Sei como são terríveis como bolhas, e nos Albergues diariamente éramos testemunhas do sofrimento daqueles companheiros acometidos por esses dissabores. Em Burgos acompanhei um peregrino Francês, até o Hospital Militar da cidade, que oferece atendimento gratuito aos peregrinos. Seus pés foram tantas ulcerações que foi terminantemente proibido de continuar a caminhada, e ficou lá internado por uma semana, tamanha eram como sequelas produzidas pelo calçado matado.

Assim, digo que, como os pés são certamente os melhores amigos do peregrino, recomendo que cada um escolha aquilo que considera ideal para caminhar, seja bota ou tênis. Fica no entanto, registada a minha bem local experiência.

05 - A ESPANHA

Antes de mais nada, como curiosidade, alguns dados geográficos sobre esse País localizado na famosa e conhecida Península Ibérica. Possui atualmente 40 milhões de habitantes, vivendo numa área de 505.000 km2. Fazendo um paralelo: O Estado de São Paulo possui 32 milhões de habitantes, e uma área total de 250.000 km2. Sua religião oficial é o catolicismo, a moeda corrente é a peseta espanhola, seu crescimento demográfico é de 0,5%, e seu estatuto político atual é a Monarquia Constitucional.
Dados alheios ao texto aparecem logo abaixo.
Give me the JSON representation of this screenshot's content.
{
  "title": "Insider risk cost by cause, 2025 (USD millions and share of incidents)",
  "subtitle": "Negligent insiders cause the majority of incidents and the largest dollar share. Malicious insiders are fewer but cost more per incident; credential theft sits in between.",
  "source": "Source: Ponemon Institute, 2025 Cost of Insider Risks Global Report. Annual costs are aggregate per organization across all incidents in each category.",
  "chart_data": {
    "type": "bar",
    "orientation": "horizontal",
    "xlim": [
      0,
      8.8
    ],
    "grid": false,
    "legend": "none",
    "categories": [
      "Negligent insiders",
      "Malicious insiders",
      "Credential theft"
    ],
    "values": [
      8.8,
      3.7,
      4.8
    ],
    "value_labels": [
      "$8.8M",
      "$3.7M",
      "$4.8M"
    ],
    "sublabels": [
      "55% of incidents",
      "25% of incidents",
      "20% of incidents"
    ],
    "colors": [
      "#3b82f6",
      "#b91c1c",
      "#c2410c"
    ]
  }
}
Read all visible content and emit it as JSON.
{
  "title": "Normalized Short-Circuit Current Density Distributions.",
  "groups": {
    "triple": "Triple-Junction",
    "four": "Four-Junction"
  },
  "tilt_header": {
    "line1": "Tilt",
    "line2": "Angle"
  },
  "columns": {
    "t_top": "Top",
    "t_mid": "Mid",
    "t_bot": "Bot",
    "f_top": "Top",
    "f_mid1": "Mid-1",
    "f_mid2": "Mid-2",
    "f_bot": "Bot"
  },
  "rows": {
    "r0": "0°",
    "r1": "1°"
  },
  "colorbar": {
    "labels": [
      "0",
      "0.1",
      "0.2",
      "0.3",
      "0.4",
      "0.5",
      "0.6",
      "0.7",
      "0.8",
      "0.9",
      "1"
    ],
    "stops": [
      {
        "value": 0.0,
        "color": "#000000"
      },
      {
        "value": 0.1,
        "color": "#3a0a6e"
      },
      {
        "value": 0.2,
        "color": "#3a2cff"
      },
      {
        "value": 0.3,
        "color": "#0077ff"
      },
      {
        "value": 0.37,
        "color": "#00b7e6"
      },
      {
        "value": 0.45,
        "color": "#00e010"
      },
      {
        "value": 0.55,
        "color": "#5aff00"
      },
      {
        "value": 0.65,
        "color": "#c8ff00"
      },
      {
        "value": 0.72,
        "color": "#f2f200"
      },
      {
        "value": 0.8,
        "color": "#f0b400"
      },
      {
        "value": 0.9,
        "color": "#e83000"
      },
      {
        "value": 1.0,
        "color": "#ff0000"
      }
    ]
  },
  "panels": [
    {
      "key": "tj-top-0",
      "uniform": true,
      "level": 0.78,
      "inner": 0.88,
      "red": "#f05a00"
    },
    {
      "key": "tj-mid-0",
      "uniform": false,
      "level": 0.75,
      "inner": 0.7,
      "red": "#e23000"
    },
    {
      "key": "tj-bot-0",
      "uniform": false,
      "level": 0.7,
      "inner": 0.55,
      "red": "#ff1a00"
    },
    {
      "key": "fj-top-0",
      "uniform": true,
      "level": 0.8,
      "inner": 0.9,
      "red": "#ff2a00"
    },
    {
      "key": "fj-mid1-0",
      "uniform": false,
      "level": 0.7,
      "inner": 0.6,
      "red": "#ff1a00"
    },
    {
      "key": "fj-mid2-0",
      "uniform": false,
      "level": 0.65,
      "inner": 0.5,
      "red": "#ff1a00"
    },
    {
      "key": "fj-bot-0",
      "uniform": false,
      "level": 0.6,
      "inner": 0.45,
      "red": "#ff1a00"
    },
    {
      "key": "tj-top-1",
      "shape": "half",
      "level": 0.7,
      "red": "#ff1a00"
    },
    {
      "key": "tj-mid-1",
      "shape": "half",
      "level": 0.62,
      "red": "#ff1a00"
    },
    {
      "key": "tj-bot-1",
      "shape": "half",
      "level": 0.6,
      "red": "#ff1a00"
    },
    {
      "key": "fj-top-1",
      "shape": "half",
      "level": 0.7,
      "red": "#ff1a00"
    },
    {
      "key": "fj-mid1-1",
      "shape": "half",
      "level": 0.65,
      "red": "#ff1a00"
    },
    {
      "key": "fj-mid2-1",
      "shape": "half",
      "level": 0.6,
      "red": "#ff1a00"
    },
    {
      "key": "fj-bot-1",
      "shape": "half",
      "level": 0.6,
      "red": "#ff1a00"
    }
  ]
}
Uma grande dificuldade encontrada no Caminho é o horário praticado na Espanha. Tudo lá começa a funcionar somente após às 9:00 horas da manhã, sejam lojas, bares, escolas, bancos. Durante o dia fazem uma pausa para o almoço, a tal da “siesta”, quando novamente tudo “cerra”, geralmente entre 14:00 e 16:00 horas.

O horário de almoço nos restaurantes é das 13:00 às 16:00 horas, e o jantar, das 20:30 às 23:00 horas. E nos domingos e feriados, entre 21:00 e 23:30 horas. Como geralmente os Albergues fecham suas portas às 22:00 horas, precisamos ficar atentos a esses horários terrivelmente diferentes dos nossos. Até porque, quando lá estive, início da primavera, o sol nascia por volta das 7:00 da manhã, e só se escondia após às 21:30 horas.

Outro problema, foi cambiar dinheiro, já que levei dinheiro em espécie. Os bancos disponíveis para o público entre 9:00 e 14:00 horas. Quando necessário trocar meus dólares por dinheiro espanhol, programava-me com bastante antecedência, já que, quase sempre, nesse horário, ainda estava caminhando no campo.

E por falar em lavouras, uma coisa também curiosa que notei, é que não existem habitações nos campos. Todos moram nas povoações e se deslocam para o seu local de trabalho rural, através de tratores, motos, carros, etc. Também não existem cercas separando os terrenos e as plantações. Os limites são definidos por pequenos fossos, por onde correm as águas utilizadas na irrigação.

É interessante observar como cegonhas que vi ao longo do Caminho. Elas vivem em lugares frios, situados ao norte da Europa, e no início da primavera procuram os países próximos do equador, como a Espanha e Portugal, para procriar. Vi-as em quantidade a partir de Burgos (km 300), porém depois de Leão (km 500) encontrava-as em todos os locais. Nidificam em lugares altos e inacessíveis, como postes de iluminação, cumeeiras de casas, árvores centenárias, e, principalmente, nas torres das igrejas.

Seus ninhos são enormes e compactos, geralmente construídos em lugares abertos, expostos ao sol, frio e chuva. Em abril quando lá estive, estava chocando ou ainda se acasalando. Creio que passaram pelo Caminho a partir de Junho, tiveram a oportunidade de vê-las já com seus filhotes, pois o período de incubação é de 37 dias.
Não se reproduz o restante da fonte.